When the ceasefire between Israel and Hamas ended on 18 March 2025, the city of Rafah – already one of the most densely populated and fragile areas of Gaza – became the final refuge for hundreds of thousands of displaced civilians. Families who had fled bombardments in the north and centre of the Strip now found themselves trapped at Gaza’s southernmost edge.
By May 2025, much of that refuge no longer existed. Satellite imagery and user-generated content analysed by the Centre for Information Resilience (CIR) show the scale of destruction that unfolded in Rafah over just eight weeks. Entire neighbourhoods in eastern Rafah were levelled; by 11 May, nearly seven in every ten buildings within CIR’s area of analysis had been destroyed.
The imagery tells a stark story of destruction. Homes, schools, and markets that once formed the dense fabric of Rafah’s community are now flattened expanses of rubble. Near the newly constructed Morag Corridor – a strip of cleared land separating Rafah from the rest of Gaza – the patterns of destruction are especially severe, suggesting systematic demolition rather than incidental damage.
Even displacement offered no safety. CIR identified at least two camps for internally displaced people in northeastern Rafah, encompassing hundreds of tents, which disappeared between March and April 2025. What became of their residents remains unclear.

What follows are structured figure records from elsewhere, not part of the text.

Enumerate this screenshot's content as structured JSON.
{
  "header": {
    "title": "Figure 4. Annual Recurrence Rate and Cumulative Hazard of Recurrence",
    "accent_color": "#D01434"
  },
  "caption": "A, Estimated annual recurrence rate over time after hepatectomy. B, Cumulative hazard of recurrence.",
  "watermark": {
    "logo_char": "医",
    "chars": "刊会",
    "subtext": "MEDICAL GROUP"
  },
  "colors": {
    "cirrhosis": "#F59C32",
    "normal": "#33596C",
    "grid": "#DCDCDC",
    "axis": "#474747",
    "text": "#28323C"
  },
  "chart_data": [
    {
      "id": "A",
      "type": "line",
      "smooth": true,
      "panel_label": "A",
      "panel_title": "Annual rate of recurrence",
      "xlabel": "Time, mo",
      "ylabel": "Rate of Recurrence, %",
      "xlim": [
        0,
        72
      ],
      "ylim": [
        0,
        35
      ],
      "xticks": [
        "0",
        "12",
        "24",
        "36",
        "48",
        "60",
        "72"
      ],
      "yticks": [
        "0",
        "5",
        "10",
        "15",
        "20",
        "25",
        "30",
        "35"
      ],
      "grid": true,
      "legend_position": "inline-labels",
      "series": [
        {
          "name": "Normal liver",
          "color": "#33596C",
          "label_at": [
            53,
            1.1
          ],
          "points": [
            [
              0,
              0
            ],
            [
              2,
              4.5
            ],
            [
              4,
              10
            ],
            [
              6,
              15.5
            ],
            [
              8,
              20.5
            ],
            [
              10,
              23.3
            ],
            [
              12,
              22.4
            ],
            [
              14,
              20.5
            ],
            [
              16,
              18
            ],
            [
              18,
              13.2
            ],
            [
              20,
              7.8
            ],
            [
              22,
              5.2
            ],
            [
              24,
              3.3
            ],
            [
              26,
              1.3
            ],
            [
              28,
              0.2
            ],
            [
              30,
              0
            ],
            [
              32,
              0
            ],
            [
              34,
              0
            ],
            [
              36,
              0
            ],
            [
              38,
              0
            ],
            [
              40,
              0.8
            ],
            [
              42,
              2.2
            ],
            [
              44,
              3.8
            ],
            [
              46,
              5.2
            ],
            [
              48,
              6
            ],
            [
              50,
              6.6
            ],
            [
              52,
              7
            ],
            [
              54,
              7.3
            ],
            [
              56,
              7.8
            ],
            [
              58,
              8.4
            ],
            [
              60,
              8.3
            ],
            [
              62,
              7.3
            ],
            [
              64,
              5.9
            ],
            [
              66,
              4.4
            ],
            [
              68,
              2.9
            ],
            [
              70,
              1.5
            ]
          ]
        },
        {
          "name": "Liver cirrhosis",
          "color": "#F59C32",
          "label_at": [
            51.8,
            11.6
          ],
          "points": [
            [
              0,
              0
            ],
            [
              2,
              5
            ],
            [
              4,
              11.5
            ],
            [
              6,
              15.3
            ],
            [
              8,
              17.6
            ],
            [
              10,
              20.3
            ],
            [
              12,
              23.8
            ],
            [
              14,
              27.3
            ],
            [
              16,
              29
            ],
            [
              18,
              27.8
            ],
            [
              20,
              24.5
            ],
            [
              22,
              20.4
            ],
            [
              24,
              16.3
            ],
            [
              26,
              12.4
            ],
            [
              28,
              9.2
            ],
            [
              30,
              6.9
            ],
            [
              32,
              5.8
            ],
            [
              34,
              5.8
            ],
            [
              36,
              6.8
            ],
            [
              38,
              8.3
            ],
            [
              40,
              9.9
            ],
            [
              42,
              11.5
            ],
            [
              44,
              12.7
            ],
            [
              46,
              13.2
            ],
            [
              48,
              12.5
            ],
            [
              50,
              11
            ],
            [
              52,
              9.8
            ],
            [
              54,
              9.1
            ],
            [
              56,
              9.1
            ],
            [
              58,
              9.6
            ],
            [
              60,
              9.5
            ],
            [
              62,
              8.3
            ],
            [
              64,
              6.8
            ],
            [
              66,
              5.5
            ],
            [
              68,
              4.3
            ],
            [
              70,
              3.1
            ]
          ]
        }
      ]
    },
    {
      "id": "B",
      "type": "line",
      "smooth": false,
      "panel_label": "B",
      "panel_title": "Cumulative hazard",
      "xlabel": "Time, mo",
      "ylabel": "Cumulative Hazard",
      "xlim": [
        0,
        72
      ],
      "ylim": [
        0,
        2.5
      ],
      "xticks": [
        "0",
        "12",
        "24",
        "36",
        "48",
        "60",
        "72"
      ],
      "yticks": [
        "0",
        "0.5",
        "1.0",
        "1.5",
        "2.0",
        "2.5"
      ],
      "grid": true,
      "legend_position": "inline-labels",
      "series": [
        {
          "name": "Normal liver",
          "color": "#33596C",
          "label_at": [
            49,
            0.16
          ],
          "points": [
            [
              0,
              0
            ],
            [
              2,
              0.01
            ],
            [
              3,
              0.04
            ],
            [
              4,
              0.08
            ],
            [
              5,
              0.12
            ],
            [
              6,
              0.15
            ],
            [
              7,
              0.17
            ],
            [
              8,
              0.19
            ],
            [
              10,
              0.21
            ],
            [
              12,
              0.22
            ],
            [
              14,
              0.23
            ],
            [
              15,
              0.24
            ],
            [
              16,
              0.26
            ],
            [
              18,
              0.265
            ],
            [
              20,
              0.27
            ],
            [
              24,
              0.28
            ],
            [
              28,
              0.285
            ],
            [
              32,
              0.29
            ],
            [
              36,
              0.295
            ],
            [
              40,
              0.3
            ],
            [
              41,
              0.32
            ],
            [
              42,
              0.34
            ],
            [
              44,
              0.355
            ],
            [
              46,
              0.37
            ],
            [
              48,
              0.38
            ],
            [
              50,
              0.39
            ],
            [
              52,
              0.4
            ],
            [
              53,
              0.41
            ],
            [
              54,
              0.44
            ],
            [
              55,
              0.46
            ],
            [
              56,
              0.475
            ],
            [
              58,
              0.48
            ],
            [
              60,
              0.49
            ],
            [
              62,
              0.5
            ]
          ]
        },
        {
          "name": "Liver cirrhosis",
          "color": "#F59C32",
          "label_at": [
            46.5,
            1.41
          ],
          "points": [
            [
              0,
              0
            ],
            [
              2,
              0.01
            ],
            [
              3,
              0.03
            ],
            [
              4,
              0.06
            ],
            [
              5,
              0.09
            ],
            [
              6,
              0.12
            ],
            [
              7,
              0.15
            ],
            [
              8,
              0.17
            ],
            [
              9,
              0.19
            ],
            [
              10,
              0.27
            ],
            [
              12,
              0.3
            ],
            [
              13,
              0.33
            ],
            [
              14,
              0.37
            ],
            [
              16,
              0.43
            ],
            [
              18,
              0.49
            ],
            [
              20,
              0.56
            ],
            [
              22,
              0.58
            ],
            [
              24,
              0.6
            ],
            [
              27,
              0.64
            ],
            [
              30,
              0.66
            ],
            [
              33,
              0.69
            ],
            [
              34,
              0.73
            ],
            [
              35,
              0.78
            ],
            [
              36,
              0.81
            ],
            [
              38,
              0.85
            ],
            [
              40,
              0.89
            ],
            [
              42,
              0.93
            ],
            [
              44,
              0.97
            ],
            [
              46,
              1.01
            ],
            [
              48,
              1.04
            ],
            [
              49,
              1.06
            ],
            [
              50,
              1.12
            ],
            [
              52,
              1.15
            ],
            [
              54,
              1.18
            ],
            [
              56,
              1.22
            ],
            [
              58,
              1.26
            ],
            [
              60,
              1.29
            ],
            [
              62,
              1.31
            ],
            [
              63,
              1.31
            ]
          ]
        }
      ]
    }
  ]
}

In total, CIR’s analysis of 17,916 structures shows a 219% increase in destroyed buildings since February 2025 – an escalation that coincided with statements from Israeli officials pledging to “repeat the formula” used in Rafah elsewhere in Gaza.
This report documents the physical erasure of a city that had become Gaza’s last refuge, revealing not only the extent of its destruction but also the systematic nature of the operations that reshaped its landscape.